The brilliantly designed marquee tells you everything you need to know about the gameplay... you strategically set boxes, then grab keys scattered around the room to advance to the next one. You'll have to put your thinking tuque on to figure out how to reach those keys tucked away in seemingly unreachable spots... some sneaky tricks to increase your reach include sticking the boxes to the sides of walls and jumping on the top of a box held by your partner. While it's possible to play the game on your own with a set of single player stages, you can't really win unless you bring a friend along for the ride. Like I said, the Misery Dragon lives to annoy people.
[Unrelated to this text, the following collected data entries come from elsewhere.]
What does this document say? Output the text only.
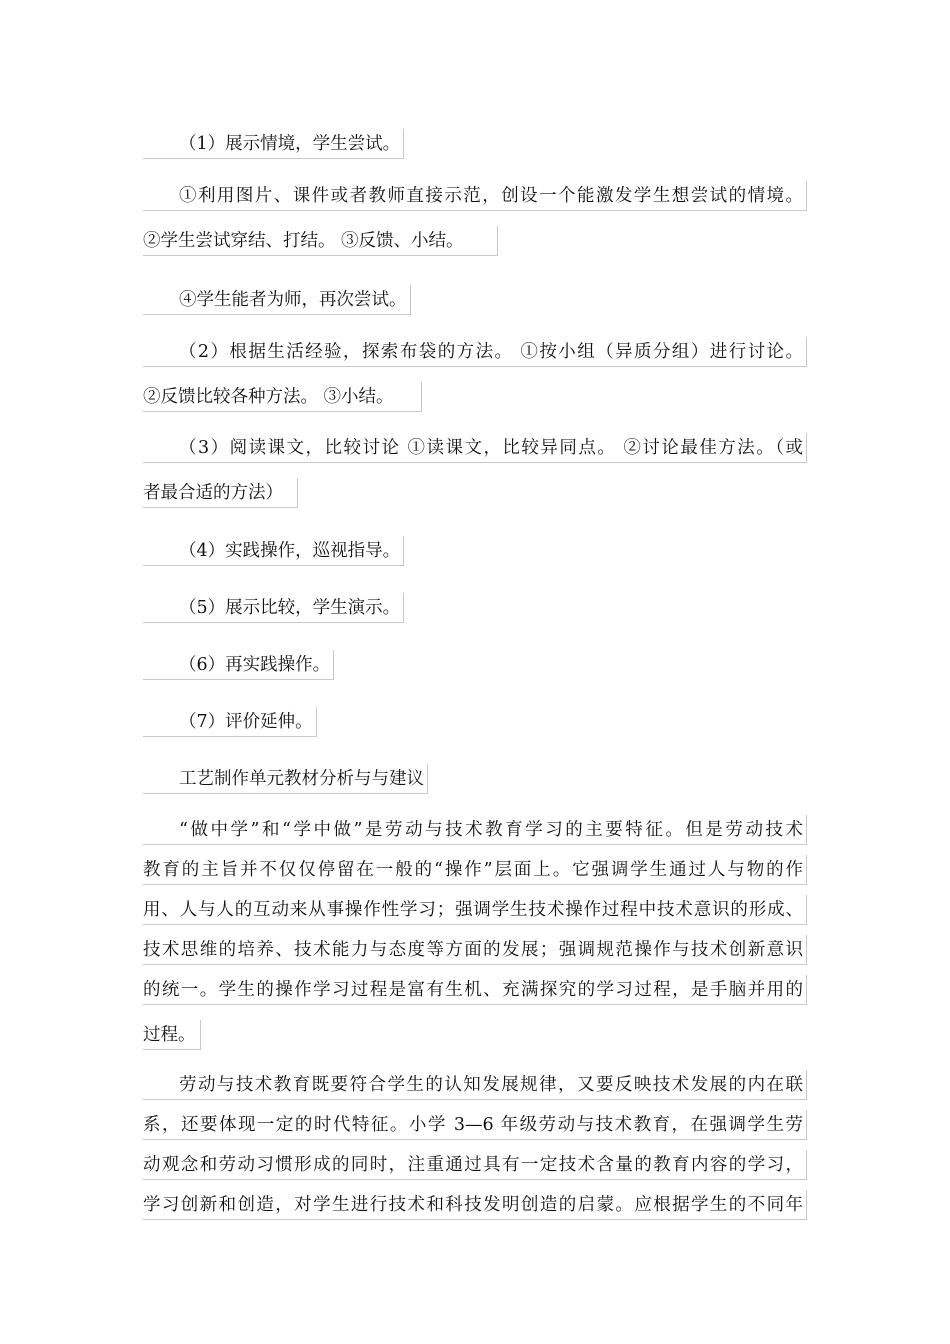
（1）展示情境，学生尝试。
①利用图片、课件或者教师直接示范，创设一个能激发学生想尝试的情境。
②学生尝试穿结、打结。 ③反馈、小结。
④学生能者为师，再次尝试。
（2）根据生活经验，探索布袋的方法。 ①按小组（异质分组）进行讨论。
②反馈比较各种方法。 ③小结。
（3）阅读课文，比较讨论 ①读课文，比较异同点。 ②讨论最佳方法。（或
者最合适的方法）
（4）实践操作，巡视指导。
（5）展示比较，学生演示。
（6）再实践操作。
（7）评价延伸。
工艺制作单元教材分析与与建议
“做中学”和“学中做”是劳动与技术教育学习的主要特征。但是劳动技术
教育的主旨并不仅仅停留在一般的“操作”层面上。它强调学生通过人与物的作
用、人与人的互动来从事操作性学习；强调学生技术操作过程中技术意识的形成、
技术思维的培养、技术能力与态度等方面的发展；强调规范操作与技术创新意识
的统一。学生的操作学习过程是富有生机、充满探究的学习过程，是手脑并用的
过程。
劳动与技术教育既要符合学生的认知发展规律，又要反映技术发展的内在联
系，还要体现一定的时代特征。小学 3—6 年级劳动与技术教育，在强调学生劳
动观念和劳动习惯形成的同时，注重通过具有一定技术含量的教育内容的学习，
学习创新和创造，对学生进行技术和科技发明创造的启蒙。应根据学生的不同年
The stage designs are top-notch, and the graphics are impossibly good on a game system best known for ports of creaky old arcade titles. Both Rikki and Vikki look like they jumped straight out of a Disney Afternoon game by Capcom, gritting their teeth when they pick up boxes and kicking them into rabbits so big and meaty you'd swear they missed a dinner date with a Korean dictator. The only game that comes close to looking this nice on the Atari 7800 is Tower Toppler, and... well, you have to play Tower Toppler, which I don't recommend.

Atari 7800 owners will no longer have to resort to that terrible fate to get their platforming fix, thanks to Rikki and Vikki. Heck, even if you don't have an Atari 7800, you can still play this on Steam, and for a lot less. Definitely look into this if you like action games that test both your footwork and brain work.